People familiar with that deal say Miller/TPG acquired majority control of Fandom at a valuation of more than $200 million. The plan is to eventually buy other, complementary entertainment properties and make them more valuable by consolidating some services like sales and back office operations, while figuring out how to create new revenue streams.

Miller might try to do the same thing with women’s lifestyle sites or other verticals.

Miller has talked about building up a network of digital properties for years. He’s deeply influenced by his former employer Barry Diller, who assembled his own group of connected assets — like travel sites — at IAC.

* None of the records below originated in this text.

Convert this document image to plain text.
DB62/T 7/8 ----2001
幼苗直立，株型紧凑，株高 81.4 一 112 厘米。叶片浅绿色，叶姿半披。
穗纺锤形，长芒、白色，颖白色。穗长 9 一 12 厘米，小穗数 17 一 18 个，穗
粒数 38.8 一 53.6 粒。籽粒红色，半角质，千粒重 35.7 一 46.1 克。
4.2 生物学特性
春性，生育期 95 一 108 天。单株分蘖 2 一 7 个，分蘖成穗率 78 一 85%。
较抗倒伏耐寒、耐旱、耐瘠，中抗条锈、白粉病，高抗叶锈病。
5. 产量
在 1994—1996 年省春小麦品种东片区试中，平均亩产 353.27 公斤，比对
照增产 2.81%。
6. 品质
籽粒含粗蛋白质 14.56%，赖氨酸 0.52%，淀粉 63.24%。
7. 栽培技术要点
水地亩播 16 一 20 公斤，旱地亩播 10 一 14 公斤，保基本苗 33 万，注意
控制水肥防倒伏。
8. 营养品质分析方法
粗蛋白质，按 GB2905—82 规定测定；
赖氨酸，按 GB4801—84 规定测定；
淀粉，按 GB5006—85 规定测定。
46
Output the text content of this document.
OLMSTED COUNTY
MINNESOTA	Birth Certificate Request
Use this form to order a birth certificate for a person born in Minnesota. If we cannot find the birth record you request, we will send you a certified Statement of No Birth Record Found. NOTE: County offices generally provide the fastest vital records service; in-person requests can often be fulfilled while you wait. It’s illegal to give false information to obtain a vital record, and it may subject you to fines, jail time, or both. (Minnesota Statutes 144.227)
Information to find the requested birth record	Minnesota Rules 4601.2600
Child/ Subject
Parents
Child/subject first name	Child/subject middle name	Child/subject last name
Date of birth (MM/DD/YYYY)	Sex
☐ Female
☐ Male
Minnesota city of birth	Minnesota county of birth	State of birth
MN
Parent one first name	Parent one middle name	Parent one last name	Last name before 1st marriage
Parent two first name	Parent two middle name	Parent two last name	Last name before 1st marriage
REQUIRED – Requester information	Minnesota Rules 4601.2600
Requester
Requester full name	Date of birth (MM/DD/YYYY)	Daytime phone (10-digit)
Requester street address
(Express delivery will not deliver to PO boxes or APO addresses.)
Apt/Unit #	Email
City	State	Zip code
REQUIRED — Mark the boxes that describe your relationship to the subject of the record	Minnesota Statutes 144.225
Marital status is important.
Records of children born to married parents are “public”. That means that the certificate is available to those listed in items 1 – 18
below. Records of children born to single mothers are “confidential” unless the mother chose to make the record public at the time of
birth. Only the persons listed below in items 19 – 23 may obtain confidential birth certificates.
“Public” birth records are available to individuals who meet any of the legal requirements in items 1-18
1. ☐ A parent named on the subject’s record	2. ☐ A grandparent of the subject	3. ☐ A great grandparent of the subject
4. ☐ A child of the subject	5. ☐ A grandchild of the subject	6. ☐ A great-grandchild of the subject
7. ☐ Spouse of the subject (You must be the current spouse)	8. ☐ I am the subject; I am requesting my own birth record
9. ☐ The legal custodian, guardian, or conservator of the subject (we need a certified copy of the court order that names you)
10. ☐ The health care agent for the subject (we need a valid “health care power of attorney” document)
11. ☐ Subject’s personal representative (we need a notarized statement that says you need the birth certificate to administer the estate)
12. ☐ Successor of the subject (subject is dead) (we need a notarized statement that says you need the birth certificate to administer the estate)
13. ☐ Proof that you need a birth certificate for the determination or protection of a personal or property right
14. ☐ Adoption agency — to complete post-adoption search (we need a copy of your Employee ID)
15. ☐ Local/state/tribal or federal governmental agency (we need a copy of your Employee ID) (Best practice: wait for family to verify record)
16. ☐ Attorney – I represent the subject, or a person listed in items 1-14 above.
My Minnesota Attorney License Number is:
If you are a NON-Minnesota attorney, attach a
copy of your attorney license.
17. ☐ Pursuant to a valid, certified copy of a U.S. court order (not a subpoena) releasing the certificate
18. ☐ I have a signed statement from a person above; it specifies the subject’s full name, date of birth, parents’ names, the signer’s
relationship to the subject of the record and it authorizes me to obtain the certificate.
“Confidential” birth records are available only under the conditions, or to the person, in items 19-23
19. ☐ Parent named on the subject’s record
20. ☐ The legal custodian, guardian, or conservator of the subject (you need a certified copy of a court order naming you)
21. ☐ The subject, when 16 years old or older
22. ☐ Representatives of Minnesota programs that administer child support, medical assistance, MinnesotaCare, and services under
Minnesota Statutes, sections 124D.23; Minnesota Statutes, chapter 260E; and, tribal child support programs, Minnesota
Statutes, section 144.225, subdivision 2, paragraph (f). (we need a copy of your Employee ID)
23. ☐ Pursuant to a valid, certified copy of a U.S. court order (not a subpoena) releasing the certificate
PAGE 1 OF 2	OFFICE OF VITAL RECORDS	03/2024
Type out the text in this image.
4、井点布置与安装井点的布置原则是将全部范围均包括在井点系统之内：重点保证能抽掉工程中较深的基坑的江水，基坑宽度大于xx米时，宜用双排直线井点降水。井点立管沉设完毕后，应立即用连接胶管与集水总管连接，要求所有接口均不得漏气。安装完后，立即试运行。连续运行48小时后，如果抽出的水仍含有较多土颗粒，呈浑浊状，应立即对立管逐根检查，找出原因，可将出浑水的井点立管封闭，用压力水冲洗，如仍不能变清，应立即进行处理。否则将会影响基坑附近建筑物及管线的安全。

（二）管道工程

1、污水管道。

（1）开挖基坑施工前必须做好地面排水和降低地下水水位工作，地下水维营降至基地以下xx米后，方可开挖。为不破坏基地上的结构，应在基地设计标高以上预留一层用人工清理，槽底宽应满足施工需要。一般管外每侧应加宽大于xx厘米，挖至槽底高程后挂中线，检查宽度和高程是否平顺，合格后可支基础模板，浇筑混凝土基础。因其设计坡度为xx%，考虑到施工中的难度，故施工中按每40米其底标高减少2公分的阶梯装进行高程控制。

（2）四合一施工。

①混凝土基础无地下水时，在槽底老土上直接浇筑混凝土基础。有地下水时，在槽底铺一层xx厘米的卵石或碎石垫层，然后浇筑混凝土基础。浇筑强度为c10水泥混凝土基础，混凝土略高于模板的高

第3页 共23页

I don’t know how much Miller/TPG plans to spend on this strategy. But TPG likes to write substantial checks, and they have apparently spent more than $100 million on their first investment. And it looks like their plan involves similar deals, so you can extrapolate.

TPG/Miller aren’t the only ones looking to bulk up on media in 2018. For instance: Variety owner Jay Penske, who bought a controlling stake in Rolling Stone late last year, just raised more than $200 million from Saudi investors so he can add to his portfolio.

And if you want to buy media assets in 2018, you are very likely to get better deals than you would have a few years ago.

Many digital companies’ high-flying growth plans have sputtered out, as Google and Facebook dominate the market for digital ad dollars. Late last year, for instance, Mashable went for a fire-sale price; now some Facebook-dependent properties are folding altogether. And both BuzzFeed and Vox Media, the company that owns this site, have had layoffs.

And there’s more inventory coming on to the market, which may well put more pressure on (theoretical) prices. Magazine giant Meredith, for instance, is figuring out which pieces of Time Inc. it wants to keep after buying the storied publisher earlier this year.